Not all breast cancers are the same and different breast cancers will have different treatment options.

  1. Ductal carcinoma in situ (DCIS) means that abnormal cancer-like cells have started in the milk ducts but have not yet broken out of the milk duct into the surrounding breast tissue. This is sometimes called "pre-cancer". DCIS is frequently treated with surgical removal and often radiation therapy to the affected part of the breast, but research is being done at Duke and other centers to learn whether some cases of DCIS can be safely treated with a pill and close follow-up rather than with surgery.

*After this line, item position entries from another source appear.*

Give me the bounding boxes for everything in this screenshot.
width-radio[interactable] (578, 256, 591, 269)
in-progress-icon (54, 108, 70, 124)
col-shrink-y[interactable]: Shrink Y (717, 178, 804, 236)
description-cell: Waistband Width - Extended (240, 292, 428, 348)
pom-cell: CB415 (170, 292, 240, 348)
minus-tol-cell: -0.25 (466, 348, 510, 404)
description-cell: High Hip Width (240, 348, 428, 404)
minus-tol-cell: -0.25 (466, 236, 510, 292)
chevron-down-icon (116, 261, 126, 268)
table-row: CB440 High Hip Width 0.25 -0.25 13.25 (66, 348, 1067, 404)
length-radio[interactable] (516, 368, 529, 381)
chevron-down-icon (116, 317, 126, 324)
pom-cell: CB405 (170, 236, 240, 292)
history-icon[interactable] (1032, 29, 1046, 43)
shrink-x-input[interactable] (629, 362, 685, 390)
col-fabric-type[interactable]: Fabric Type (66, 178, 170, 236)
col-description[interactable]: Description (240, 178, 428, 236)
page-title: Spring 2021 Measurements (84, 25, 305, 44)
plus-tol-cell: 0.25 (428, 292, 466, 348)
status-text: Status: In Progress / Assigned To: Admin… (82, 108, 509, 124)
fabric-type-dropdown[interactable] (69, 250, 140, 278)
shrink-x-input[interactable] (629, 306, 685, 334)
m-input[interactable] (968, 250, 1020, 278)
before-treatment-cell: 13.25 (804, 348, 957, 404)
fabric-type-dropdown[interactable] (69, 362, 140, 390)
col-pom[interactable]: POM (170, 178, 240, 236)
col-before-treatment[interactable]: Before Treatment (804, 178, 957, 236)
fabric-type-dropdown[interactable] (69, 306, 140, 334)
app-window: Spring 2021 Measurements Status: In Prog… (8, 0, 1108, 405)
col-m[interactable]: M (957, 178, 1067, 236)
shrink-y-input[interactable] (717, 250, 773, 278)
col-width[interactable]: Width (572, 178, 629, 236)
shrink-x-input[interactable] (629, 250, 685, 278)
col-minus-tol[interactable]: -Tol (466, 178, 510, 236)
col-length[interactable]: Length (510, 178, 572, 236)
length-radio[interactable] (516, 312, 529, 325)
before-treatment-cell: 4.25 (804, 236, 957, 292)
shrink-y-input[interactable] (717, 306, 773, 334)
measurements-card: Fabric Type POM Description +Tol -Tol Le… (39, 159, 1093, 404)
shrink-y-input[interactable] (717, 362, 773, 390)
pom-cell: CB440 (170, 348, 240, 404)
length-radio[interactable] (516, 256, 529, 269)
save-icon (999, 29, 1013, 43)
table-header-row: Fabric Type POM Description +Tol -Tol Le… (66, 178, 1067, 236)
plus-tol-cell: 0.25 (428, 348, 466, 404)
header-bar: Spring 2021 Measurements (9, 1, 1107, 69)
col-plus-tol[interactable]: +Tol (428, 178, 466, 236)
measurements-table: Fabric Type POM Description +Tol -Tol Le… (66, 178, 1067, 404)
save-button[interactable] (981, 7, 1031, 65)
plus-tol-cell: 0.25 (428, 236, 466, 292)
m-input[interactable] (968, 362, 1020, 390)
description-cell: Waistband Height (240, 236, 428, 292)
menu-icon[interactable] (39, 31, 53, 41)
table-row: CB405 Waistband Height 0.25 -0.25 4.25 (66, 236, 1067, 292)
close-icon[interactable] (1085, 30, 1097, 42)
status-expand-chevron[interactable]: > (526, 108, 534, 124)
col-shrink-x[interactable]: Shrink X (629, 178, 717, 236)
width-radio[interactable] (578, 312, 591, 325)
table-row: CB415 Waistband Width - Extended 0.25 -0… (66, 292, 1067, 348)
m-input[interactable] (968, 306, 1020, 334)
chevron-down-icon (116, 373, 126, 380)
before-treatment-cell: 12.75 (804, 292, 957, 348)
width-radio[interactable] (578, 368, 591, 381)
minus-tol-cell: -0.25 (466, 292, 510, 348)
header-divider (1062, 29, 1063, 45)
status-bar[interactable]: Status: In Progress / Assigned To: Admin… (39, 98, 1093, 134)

  2. Invasive ductal carcinoma (IDC) is the most common form of breast cancer. Treatment for breast cancer will depend on how big it is and whether or not it has spread to the lymph nodes or other parts of the body. Treatment of breast cancer usually includes at least surgical re oval. Your doctors may also recommend chemotherapy and radiation therapy depending on the exact type of breast cancer.
  3. Invasive lobular carcinoma (ILC) is the second most common form of breast cancer. Treatment for this type of breast cancer is similar to the treatment for IDC (above). Invasive lobular carcinoma can be very difficult to see on mammogram, ultrasound or MRI, so it may be larger, but it is not more aggressive than the more common invasive ductal carcinoma.